Layer charge deficit is a key crystal-chemical parameter for the classification and nomenclature of 2:1 phyllosilicates that also controls some of their fundamental properties such as cation exchange capacity, expandability, water content, or rheology. The clay community has thus devoted significant efforts to determine this parameter either from the smectite/vermiculite chemical composition (the structural formula method) or experimentally using the alkylammonium method, that theoretically allows the determination of the mean layer charge density and of its distribution.

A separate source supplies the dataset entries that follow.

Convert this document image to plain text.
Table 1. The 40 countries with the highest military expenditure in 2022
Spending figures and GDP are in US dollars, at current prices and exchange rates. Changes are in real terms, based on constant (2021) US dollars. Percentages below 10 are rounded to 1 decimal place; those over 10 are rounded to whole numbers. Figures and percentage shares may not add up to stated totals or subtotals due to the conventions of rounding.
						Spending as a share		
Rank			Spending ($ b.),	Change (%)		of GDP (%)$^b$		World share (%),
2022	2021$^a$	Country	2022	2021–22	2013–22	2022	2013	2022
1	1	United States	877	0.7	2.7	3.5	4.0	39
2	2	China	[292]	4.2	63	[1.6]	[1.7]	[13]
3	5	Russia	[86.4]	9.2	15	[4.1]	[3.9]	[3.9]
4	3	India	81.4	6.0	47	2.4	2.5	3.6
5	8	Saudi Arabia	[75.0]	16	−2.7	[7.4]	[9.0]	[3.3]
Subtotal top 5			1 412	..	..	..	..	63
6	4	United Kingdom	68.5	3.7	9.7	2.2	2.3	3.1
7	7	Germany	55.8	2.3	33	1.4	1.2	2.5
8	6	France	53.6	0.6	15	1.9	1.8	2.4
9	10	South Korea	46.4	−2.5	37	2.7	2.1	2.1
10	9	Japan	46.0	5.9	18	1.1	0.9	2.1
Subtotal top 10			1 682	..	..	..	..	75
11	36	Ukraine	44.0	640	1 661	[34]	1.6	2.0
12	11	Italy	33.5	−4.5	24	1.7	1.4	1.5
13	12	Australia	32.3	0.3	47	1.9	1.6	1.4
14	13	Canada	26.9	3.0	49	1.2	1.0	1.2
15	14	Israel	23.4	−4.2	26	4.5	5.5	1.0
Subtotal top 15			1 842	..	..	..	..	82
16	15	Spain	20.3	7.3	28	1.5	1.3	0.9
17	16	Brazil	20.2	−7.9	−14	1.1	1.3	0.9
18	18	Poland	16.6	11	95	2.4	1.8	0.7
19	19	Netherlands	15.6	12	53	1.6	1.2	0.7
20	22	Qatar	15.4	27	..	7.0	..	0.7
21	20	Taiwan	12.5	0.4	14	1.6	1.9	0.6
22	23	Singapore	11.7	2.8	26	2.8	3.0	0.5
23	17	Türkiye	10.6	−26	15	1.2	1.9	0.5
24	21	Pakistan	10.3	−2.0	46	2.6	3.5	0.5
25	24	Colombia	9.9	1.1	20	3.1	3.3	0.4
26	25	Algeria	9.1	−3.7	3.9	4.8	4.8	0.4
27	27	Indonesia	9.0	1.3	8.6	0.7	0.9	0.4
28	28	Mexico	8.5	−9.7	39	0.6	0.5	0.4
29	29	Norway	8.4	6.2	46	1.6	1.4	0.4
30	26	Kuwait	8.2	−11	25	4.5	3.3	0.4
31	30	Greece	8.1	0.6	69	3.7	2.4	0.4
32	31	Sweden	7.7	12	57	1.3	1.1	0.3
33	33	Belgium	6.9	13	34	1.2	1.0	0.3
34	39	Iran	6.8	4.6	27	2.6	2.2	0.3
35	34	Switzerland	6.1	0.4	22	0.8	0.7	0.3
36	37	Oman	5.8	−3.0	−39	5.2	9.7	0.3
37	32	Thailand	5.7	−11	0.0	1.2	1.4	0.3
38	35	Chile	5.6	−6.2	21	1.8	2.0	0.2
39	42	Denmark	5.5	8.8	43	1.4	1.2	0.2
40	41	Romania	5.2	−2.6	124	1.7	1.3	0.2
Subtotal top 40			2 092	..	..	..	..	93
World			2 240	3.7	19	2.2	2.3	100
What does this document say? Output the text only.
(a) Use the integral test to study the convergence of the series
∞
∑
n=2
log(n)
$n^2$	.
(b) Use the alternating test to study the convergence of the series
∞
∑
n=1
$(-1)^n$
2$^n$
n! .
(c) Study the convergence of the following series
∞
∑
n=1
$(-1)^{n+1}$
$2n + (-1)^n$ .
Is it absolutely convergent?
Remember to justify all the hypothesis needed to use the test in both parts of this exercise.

In the present study density functional theory (DFT) and molecular dynamics (MD) simulations are compared to experimental X-ray diffraction data for a series of synthetic saponites with layer charge ranging from medium-charge smectite to medium-charge vermiculite. Consistency of computed and measured layer-to-layer distances confirms the ability of computational approaches to accurately predict the organization of alkylammonium cations in smectite interlayers. Thermalization of DFT-optimized structure models through MD simulations allows probing possible alternative interlayer configurations such as the electrostatically-favored location of ammonium heads above/below Al-substituted tetrahedra. X-ray diffraction results showed that layer-to-layer distances intermediate between those corresponding to the stable h1, h2, etc. interlayer configurations described in the literature result from the interstratification of different stable configurations. The overall consistency of computational and experimental results confirms also the ability of the alkylammonium method to accurately determine a mean value of layer charge density consistent with smectite structural formula when using the revised equations proposed by Laird et al. (1989). The validity of the method appears however limited to smectite-group minerals [layer charge density ranging from ~0.5 to ≤1.2 per O20(OH)4] most likely owing to the coexistence of both stable “layered” and paraffin-like interlayer configurations for higher values of layer charge. In addition, this consistency challenges the ability of the method to quantitatively describe distributions of layer charge in expandable phyllosilicates even when using the complete series of alkylammonium cations.